Invisíveis têm sentimentos e desafiam a solidão

Moradores de rua enfrentam suas dores que afloram mais no período natalino

Na época em que as ruas se enchem de luzes e vitrines lembram tradições familiares, há quem busque silêncio, abrigo ou apenas uma palavra. Entre eles, dois homens contam como enfrentam o Natal à margem do que muitos consideram normal.

Jerônimo Camargo tem 39 anos. Natural de Nova Prata (RS), vive atualmente nas ruas de Cachoeirinha, na região metropolitana de Porto Alegre. Pintor de profissão, ele se afastou da família após conflitos, que prefere não comentar, e depressão. Há três anos, quando uma grande rede fechou sua unidade física no RS, trocou o conforto da casa pelo chão da cidade.

Em datas como o Natal, Jerônimo tenta se desconectar. Descreve a noite como mais uma, embora o peso da ausência da família se torne mais evidente.

“Eu tento não pensar. Faço de conta que é uma noite qualquer. Já passei noites de Natal na rua, sem dormir, reciclando, bebendo. A bebida me ajudava a esquecer”, conta. Ele lembra que, mesmo nessas noites, ouvia buzinas, recebia saudações e doações. “Ganhava comida, ouvia um ‘Feliz Natal’. Ainda tem pessoas boas.”
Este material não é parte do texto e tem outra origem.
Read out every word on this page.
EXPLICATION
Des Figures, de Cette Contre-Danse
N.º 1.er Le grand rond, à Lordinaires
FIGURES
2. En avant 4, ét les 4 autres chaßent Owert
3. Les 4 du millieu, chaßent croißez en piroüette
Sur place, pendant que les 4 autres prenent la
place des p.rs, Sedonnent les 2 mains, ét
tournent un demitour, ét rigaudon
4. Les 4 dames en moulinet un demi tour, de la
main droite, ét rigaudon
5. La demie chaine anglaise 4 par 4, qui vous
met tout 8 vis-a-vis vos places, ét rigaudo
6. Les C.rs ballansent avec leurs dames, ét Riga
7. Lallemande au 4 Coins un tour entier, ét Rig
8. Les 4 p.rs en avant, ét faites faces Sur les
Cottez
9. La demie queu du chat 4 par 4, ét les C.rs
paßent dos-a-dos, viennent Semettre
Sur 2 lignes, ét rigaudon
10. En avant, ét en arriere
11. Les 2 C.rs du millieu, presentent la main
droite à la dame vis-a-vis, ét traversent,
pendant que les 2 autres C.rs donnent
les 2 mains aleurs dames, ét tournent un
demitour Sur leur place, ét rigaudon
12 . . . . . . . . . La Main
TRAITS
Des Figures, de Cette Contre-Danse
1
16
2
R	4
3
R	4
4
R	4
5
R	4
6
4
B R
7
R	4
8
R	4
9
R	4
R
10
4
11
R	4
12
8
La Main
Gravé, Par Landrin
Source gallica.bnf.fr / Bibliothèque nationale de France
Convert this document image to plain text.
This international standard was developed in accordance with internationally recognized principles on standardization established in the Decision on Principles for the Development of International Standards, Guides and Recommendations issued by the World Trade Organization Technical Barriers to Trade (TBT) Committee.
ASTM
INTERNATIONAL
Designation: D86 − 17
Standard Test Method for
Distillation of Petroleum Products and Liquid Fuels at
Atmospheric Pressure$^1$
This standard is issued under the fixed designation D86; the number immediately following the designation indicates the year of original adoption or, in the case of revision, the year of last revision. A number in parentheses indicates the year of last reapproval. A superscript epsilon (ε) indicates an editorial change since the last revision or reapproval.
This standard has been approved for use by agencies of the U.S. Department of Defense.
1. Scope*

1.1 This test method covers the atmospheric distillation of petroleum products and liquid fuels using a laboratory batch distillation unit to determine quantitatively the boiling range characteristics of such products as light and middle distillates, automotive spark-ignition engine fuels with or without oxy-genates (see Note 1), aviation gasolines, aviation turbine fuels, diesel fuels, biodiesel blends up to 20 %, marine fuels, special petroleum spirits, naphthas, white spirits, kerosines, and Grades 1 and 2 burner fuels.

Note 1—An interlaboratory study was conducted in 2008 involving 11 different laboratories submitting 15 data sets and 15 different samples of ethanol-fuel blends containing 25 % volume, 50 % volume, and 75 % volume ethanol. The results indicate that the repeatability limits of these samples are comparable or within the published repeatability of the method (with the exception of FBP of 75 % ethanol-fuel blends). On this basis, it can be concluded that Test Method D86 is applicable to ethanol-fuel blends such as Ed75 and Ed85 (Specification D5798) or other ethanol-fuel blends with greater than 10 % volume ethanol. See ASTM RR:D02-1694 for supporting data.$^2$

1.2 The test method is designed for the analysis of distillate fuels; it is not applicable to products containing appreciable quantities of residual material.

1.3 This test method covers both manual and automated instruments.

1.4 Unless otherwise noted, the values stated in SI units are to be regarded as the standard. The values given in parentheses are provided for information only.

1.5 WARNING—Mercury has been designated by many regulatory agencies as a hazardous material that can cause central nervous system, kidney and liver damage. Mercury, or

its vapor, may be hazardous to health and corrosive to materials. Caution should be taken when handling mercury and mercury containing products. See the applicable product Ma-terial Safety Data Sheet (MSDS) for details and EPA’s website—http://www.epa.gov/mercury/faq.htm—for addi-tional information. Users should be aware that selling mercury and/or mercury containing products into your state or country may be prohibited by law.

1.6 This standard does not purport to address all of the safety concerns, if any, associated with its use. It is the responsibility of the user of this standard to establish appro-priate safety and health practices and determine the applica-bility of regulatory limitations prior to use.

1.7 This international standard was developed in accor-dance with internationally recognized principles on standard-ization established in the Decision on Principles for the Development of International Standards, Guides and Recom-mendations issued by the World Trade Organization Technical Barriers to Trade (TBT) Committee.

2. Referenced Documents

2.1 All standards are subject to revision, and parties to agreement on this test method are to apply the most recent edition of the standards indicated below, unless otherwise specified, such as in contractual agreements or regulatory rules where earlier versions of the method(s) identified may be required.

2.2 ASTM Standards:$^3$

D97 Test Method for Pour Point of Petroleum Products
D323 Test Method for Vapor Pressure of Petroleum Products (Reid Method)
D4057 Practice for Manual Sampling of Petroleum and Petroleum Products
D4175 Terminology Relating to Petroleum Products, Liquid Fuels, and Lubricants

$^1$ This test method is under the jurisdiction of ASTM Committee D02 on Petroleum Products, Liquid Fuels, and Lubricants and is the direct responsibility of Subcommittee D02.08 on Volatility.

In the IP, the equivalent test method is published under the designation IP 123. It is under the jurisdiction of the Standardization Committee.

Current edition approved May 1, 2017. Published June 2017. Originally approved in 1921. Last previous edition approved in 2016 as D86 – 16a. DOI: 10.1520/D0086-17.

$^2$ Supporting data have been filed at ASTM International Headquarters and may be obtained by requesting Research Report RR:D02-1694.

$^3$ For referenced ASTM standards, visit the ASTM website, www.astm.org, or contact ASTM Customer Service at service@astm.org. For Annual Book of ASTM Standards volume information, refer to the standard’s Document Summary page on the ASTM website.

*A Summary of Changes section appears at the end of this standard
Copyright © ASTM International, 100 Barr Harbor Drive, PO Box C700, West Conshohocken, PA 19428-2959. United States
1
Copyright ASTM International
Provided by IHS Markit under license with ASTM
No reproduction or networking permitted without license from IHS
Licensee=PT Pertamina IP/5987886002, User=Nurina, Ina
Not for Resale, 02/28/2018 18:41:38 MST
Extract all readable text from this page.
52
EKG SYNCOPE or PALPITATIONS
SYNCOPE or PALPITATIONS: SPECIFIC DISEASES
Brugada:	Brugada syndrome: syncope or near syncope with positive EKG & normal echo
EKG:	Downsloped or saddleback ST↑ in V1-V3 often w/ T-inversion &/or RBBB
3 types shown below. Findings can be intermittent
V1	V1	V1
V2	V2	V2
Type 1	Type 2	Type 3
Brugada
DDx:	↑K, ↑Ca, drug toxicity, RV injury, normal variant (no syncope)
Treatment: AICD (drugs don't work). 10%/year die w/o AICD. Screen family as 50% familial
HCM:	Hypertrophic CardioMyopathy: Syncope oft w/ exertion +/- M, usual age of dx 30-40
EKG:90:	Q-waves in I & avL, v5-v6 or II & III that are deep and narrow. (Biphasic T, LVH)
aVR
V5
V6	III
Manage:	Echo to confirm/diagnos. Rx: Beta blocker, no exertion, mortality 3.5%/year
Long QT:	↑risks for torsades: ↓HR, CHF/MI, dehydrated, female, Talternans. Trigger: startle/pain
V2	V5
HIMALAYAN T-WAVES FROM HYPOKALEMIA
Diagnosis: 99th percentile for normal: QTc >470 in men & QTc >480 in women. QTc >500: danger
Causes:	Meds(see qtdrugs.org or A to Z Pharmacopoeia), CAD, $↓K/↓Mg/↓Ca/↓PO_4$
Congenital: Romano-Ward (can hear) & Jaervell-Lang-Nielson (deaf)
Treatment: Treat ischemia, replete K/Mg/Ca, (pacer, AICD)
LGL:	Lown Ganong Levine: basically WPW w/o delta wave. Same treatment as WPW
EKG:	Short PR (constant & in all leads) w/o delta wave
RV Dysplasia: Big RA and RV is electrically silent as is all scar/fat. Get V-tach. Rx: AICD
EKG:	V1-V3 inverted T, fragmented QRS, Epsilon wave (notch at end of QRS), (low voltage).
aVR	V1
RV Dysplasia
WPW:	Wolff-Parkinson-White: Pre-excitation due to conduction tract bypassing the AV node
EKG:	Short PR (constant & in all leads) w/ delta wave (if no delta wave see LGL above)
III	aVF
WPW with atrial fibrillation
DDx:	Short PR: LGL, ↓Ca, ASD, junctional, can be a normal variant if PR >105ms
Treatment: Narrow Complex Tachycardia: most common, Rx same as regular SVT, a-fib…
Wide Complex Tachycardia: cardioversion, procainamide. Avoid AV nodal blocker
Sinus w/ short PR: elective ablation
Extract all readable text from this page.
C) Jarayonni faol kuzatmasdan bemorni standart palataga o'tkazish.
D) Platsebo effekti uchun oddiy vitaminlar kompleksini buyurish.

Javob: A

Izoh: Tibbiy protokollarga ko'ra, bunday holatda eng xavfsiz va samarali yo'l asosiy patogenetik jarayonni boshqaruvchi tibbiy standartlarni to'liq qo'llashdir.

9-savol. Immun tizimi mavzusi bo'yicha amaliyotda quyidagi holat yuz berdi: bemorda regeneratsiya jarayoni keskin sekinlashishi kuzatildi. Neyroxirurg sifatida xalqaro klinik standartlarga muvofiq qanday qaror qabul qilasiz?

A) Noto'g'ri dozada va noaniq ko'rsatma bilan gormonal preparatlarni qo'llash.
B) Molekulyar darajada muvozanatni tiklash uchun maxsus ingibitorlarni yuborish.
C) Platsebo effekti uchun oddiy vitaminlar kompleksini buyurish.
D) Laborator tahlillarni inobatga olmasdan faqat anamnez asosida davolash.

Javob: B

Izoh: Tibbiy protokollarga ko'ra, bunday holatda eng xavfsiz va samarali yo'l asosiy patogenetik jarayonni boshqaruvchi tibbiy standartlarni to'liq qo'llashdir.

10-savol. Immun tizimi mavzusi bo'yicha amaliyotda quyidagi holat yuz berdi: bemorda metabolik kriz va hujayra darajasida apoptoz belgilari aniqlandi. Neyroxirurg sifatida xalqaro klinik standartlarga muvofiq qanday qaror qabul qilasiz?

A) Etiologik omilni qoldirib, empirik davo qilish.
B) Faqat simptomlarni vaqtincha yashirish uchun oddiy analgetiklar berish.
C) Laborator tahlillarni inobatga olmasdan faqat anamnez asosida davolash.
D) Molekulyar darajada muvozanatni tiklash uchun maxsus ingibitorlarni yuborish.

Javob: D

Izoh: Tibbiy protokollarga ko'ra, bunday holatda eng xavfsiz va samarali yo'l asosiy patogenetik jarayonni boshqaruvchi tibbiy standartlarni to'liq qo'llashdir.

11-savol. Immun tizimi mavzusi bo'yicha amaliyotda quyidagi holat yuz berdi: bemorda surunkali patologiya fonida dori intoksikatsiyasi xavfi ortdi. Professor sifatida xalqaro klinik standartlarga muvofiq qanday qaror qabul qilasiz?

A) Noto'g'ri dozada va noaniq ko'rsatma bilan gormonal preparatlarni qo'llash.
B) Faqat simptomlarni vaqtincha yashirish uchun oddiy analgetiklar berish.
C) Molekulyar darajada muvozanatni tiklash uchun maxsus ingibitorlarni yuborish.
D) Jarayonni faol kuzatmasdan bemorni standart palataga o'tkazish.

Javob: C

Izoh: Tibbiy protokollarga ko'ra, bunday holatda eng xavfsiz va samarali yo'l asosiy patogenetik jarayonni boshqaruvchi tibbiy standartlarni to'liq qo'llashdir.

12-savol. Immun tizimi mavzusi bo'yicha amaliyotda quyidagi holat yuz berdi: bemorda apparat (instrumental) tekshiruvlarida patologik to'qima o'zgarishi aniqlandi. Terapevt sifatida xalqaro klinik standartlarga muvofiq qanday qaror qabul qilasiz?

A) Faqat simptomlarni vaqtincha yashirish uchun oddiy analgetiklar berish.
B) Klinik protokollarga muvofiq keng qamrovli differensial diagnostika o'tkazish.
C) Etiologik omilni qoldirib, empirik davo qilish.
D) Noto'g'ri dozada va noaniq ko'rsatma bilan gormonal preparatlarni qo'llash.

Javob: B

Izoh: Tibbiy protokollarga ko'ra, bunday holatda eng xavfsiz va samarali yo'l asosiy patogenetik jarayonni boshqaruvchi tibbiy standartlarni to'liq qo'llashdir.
Emerson “Salame” nas ruas da Guarda do Embaú

No ano passado, ele tentou se reaproximar da família. Viajou a Nova Prata para o Natal. Mas não se sentiu acolhido. “Fizemos a Ceia às 10 da noite e logo todo mundo foi dormir. Me senti como se estivesse na rua. Acabei voltando.” Pesou também a dependência de uma irmã por álcool. Já na caminhada para recomeçar a vida longe do vício, achou melhor retornar para as ruas de Cachoeirinha.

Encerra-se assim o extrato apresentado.